BrowseComp Benchmark
Jump to navigation
Jump to search
A BrowseComp Benchmark is a web agent benchmark that evaluates autonomous web browsing and navigation capabilities through realistic task completion scenarios.
- AKA: Browse Comp, Web Browsing Competition Benchmark, Browser Agent Benchmark, Web Navigation Benchmark.
- Context:
- It can typically evaluate BrowseComp Navigation Tasks including form filling, information extraction, and multi-page traversal.
- It can typically measure BrowseComp Success Metrics through task completion rates and action efficiency scores.
- It can typically provide BrowseComp Test Environments with real websites and simulated interfaces.

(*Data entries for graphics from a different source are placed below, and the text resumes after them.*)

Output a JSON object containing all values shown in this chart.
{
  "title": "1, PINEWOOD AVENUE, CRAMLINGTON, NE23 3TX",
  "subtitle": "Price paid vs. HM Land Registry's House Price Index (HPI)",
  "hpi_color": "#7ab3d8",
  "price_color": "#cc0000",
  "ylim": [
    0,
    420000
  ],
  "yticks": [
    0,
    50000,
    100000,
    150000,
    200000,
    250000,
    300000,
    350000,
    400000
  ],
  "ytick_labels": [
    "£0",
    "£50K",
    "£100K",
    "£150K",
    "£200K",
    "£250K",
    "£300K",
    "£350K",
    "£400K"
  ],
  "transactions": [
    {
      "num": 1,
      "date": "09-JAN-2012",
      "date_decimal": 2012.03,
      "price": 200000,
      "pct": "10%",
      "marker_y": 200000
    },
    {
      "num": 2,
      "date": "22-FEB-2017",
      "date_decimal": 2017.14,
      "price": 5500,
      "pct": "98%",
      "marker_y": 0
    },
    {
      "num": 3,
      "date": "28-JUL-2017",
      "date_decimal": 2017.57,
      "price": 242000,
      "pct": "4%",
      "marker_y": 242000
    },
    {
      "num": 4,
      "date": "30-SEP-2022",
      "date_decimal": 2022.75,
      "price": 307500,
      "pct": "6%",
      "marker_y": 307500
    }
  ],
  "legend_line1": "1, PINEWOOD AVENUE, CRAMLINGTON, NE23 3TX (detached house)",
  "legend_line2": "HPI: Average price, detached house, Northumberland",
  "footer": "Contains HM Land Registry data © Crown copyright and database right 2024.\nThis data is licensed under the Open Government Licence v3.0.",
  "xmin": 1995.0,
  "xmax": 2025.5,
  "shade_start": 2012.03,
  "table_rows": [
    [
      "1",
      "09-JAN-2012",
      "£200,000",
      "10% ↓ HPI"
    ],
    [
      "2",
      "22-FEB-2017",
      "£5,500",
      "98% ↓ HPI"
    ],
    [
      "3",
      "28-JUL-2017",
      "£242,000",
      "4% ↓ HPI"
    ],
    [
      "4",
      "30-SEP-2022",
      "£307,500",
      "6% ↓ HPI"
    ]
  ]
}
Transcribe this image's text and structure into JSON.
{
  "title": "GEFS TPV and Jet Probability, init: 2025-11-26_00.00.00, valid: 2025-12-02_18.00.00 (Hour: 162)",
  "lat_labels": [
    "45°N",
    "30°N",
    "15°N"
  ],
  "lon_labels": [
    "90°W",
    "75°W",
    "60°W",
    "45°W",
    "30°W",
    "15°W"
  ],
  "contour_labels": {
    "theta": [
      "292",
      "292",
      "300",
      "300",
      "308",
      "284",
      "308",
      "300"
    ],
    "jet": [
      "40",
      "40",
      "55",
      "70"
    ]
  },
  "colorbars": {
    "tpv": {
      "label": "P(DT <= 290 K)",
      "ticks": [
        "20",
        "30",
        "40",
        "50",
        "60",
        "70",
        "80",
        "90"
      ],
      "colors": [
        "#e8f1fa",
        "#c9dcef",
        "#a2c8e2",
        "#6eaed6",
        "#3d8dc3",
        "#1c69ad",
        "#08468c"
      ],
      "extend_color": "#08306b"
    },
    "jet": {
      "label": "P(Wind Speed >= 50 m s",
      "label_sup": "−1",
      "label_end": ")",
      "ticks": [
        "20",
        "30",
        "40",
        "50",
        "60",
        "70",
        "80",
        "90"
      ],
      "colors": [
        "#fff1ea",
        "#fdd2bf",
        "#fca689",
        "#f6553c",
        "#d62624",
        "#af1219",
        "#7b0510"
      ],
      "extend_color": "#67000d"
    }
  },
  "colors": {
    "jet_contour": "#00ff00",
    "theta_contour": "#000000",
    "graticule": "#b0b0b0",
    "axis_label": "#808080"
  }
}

- It can typically assess BrowseComp Agent Robustness against dynamic content and website variations.
- It can often benchmark Multi-Step Web Tasks requiring sequential planning.
- It can often support Language-Specific Evaluations across different locales.
- It can often identify Navigation Strategy Differences between agent implementations.
- It can range from being a Simple BrowseComp Benchmark to being a Complex BrowseComp Benchmark, depending on its task difficulty.
- It can range from being an English BrowseComp Benchmark to being a Multilingual BrowseComp Benchmark, depending on its language support.
- It can range from being a Static BrowseComp Benchmark to being a Dynamic BrowseComp Benchmark, depending on its website update.
- It can range from being a Single-Site BrowseComp Benchmark to being a Multi-Site BrowseComp Benchmark, depending on its domain coverage.
- ...
- Example(s):
- BrowseComp Evaluation Results, such as:
- WebSailor-V2-30B-A3B BrowseComp Score, demonstrating state-of-art performance.
- Tongyi DeepResearch Agent BrowseComp Performance, showing navigation capability.
- Baseline Agent BrowseComp Score, establishing comparison metric.
- BrowseComp Task Types, such as:
- Shopping Task BrowseComp, requiring product search and checkout.
- Information Gathering BrowseComp, needing data extraction.
- ...
- BrowseComp Evaluation Results, such as:
- Counter-Example(s):
- Static Web Scraping Benchmark, which lacks interactive navigation.
- API Testing Benchmark, which bypasses visual interface.
- Single-Action Benchmark, which omits sequential planning.
- See: Web Agent Benchmark, Web Navigation Task, WebSailor-V2-30B-A3B Model, Agent Evaluation Framework, Humanity's Last Exam (HLE) Benchmark, Web Automation System, Browser Automation, Task Completion Metric, Multi-Step Planning.